# Registration Available for Darkhouse Spearers



## nodakoutdoors.com (Feb 27, 2002)

Registration Available for Darkhouse Spearers

Individuals who will participate in the upcoming darkhouse spearfishing
season can now register online at the North Dakota Game and Fish
Department's website, gf.nd.gov, or through any Game and Fish Department
office.

North Dakota's darkhouse spearfishing season opens on a number of state
waters Dec. 1 - with the exception of Spiritwood Lake which opens Jan. 1
- and continues through Feb. 28. Legal fish are northern pike and
nongame species, such as carp.

Darkhouse spearing is allowed for all residents with a valid fishing
license, and those under the age of 16. Nonresidents from states that
allow North Dakotans to participate in darkhouse spearfishing can
darkhouse spearfish in North Dakota with a valid fishing license. Of
neighboring states, only Minnesota does not allow nonresident darkhouse
spearfishing.

Other regulations include:

* All participants must register.
* A spear is counted as a pole (line) while darkhouse
spearfishing.
* Pneumatic or rubber band powered spear guns are not allowed.
* When a dark house is moved or a hole larger than 12 inches in
diameter is left in the ice, the hole must be adequately marked with a
natural object (such as a tree branch or tumbleweed) visible from a
minimum of 150 feet. 
* No size limit on ice hole in lakes where darkhouse spearing is
allowed.
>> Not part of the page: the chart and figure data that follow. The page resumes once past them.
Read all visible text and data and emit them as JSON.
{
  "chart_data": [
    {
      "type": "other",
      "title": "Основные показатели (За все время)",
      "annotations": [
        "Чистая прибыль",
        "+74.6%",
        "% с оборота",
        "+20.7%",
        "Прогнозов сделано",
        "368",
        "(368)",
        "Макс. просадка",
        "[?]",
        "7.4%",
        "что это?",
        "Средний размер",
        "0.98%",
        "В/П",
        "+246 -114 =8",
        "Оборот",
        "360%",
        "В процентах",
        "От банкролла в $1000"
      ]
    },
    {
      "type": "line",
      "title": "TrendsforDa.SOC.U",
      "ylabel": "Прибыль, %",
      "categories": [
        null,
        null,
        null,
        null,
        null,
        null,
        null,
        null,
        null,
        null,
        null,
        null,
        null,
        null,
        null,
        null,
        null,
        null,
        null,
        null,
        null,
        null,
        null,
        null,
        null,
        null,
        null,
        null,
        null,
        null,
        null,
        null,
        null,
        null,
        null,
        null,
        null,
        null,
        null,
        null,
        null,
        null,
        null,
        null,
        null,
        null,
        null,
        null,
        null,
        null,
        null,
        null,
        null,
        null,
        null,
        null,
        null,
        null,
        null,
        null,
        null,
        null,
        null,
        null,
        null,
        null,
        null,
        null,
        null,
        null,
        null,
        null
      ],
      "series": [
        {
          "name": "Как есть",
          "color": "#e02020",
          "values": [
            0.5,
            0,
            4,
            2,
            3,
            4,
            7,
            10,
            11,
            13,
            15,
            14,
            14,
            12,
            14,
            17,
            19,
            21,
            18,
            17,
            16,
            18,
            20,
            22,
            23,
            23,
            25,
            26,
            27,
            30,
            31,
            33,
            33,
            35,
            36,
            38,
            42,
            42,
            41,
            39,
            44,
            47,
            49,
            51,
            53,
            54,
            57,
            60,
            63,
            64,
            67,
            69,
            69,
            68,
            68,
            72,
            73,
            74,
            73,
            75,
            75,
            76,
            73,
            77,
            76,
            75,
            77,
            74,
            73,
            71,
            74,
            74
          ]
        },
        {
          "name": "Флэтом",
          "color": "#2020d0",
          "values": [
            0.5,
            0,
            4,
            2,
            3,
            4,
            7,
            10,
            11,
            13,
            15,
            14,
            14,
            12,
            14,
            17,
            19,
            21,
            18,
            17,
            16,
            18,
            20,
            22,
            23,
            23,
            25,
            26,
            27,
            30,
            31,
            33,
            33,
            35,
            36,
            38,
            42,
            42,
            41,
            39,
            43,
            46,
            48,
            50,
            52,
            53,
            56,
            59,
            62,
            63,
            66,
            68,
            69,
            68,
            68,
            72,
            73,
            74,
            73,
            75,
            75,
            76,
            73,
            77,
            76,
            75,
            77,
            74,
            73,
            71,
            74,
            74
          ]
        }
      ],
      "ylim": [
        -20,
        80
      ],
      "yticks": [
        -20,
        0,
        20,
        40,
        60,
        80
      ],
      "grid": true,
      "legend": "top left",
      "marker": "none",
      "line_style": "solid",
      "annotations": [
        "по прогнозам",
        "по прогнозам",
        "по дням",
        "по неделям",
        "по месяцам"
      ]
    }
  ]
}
However, hook and line fishing is legal only in holes no larger
than 12 inches in diameter.
* Legal live baitfish, with the exception of white sucker, and
artificial lures can be used as decoys.
* Daily/possession limits are the same as for hook and line
fishing.
* Six lakes have been added to the list of lakes open to darkhouse
spearing: South Eckelson, Barnes County; Sibley Lake, Griggs County;
Stump Lake, Nelson County; Lake Irvine, Ramsey County; Island Lake,
Rolette County; and Sunday Lake, Stutsman County. Other lakes where
darkhouse spearfishing is allowed are Devils Lake, Benson/Ramsey
counties; Silver Lake, Benson County; Powers Lake, Burke County; Rice
Lake, Emmons County; Juanita Lake, Foster County; Lake Etta/Alkaline
Lake complex, Horsehead Lake, and Round Lake, Kidder County; Flood Lake
and Diamond Lake, LaMoure County; Beaver Lake and West Napoleon Lake,
Logan County; Buffalo Lodge Lake, McHenry County; Coldwater Lake and
Dry/Goose Lake, McIntosh County; Stanley Reservoir, Mountrail County;
Lake Laretta, Nelson County; Cavanaugh Lake, Morrison Lake, and
Sweetwater Lake, Ramsey County; Grass Lake, Richland County; Carpenter
Lake and School Section Lake, Rolette County; Buffalo Lake, Sargent
County; Coal Mine Lake, Sheridan County; Mallard Marsh and Spiritwood
Lake, Stutsman County; Cottonwood Lake and Tioga Reservoir, Williams
County; Lake Sakakawea from Garrison Dam to Highway 85 bridge at
Williston; and Lake Oahe from the South Dakota border to McLean Bottoms
boat ramp.


----------